Research

SELECTED PAPERS

We examine whether IPO registration disclosures expose firms to greater nonshareholder litigation risk. Using hand-collected data on lawsuits initiated at federal and state courts against IPO firms, we show that firms that submit their IPO registration statement with the SEC publicly experience a 16% increase in litigation risk between the registration filing and issuance date. Consistent with the public filing of the registration driving this heightened litigation risk, firms that file their registration confidentially under the JOBS Act do not experience such an increase in litigation risk. The effects of confidential filing are concentrated among business-initiated lawsuits, intellectual property/ contract lawsuits, and potentially meritless lawsuits. We find no disproportionate increase in post-IPO lawsuits for confidential filers, suggesting that withholding information during the IPO registration period mitigates litigation risk.

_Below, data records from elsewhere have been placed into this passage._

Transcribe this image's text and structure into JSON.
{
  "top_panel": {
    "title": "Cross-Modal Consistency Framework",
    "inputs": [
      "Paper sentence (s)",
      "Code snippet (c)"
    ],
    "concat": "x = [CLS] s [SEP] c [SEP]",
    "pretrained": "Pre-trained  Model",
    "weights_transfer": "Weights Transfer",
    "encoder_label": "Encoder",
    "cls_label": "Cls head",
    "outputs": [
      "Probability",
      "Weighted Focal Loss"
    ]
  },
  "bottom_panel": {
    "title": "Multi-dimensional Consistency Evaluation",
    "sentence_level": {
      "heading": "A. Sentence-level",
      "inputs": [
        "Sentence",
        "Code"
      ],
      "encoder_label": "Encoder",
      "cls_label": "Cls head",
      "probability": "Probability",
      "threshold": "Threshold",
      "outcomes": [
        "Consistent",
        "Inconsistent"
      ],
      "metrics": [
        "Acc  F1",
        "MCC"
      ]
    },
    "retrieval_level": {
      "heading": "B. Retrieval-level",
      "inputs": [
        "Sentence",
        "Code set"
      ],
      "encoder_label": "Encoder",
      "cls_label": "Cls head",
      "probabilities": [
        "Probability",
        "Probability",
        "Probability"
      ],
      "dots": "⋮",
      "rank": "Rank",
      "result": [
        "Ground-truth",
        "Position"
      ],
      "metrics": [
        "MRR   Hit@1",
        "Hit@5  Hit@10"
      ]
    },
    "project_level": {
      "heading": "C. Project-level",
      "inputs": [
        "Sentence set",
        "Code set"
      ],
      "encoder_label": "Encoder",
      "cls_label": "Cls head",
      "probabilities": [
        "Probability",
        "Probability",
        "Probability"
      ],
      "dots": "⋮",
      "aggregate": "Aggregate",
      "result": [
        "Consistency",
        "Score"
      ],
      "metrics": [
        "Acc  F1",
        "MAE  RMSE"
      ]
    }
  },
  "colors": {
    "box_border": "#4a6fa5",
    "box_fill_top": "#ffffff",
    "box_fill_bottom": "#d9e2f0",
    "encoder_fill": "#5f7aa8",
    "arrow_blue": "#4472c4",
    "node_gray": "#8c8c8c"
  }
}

 Dynamic pricing may lead to better supply-demand match by approaching from the demand side in a price dependent market. When the inventory is scarce, a price change hedges for more effective use of available inventory. We study a temporary price change policy for a non-perishable product that is continuously reviewed for replenishment. While a regular competitive market price is charged under reasonable inventory levels, during the leadtime of a replenishment order, the firm may apply a temporary price increase. The aim is to increase expected profits by raising revenues from available units, while lowering the demand rate to incur lower stock-out costs for unsatisfied demand. Our interest is to gain insight about the benefits of such a temporary pricing policy and its effects on regular replenishment policy by simultaneously optimizing for regular replenishment and price change decision variables. Through extensive numerical analyses, we show that significant increases in expected profits can be obtained over a conventional single price policy. Significant improvements in profits are attainable even with more simplified policies where a sequential optimization of replenishment and price change is made instead of a computationally challenging simultaneous optimization.

We explore how rival firms respond when firms in their industry violate debt covenants. We find that rival firms increase advertising expense, and that this increase is proportional to the size of industry violators’ pre-existing market share. We also find that rival firm product-market share increases in the industry market share of violators, and that this relation is more pronounced when products are more substitutable. Rival firm operating performance also increases in proportion to the industry market share of violators. Overall, these findings suggest that the increased creditor control associated with covenant violations has a significant influence on rival firms and product-market competition.
 
  •  Creditor Control Rights and Managerial Risk Shifting, 2017

Recent studies argue that creditors increase their influence over borrowing firms following loan covenant violations, resulting in significant changes in firms’ policies. These creditor-induced changes arguably benefit shareholders by limiting managerial discretion, alleviating shareholder-debtholder conflicts. I revisit this argument and examine the relation between volatility and firm investment around covenant violations. I find that the negative relation between volatility and firm investment reverses following violations, consistent with the risk-taking behavior. This behavior is more pronounced when borrowers have strong bargaining power and when managers have strong risk-taking incentives (high vega and equity ownership). I also show that firm risk significantly increases following violations. These findings indicate that covenant violations do not necessarily lead to stronger congruence between shareholder and debtholder incentives.

Do managers time the market when they make merger decisions? Merger and acquisition waves seem to correspond with market tides, cresting with bull markets. A contentious debate exists over whether this trend indicates managerial market timing ability. Pseudo market timing, introduced by Schultz (2003, Journal of Finance 58, 483–517), provides an alternative hypothesis to explain abnormal performance following events even when managers cannot time the market. I find that acquiring firms which use stocks as the method of payment exhibit negative long-run abnormal returns in event-time, but not in calendar time. Simulations reveal that even when ex ante expected abnormal returns are zero (i.e. managers have no market timing ability), median ex post performance for acquirers is significantly negative when event-time is used. These findings support pseudo market timing as an explanation for acquiring firm underperformance in the context of stock mergers.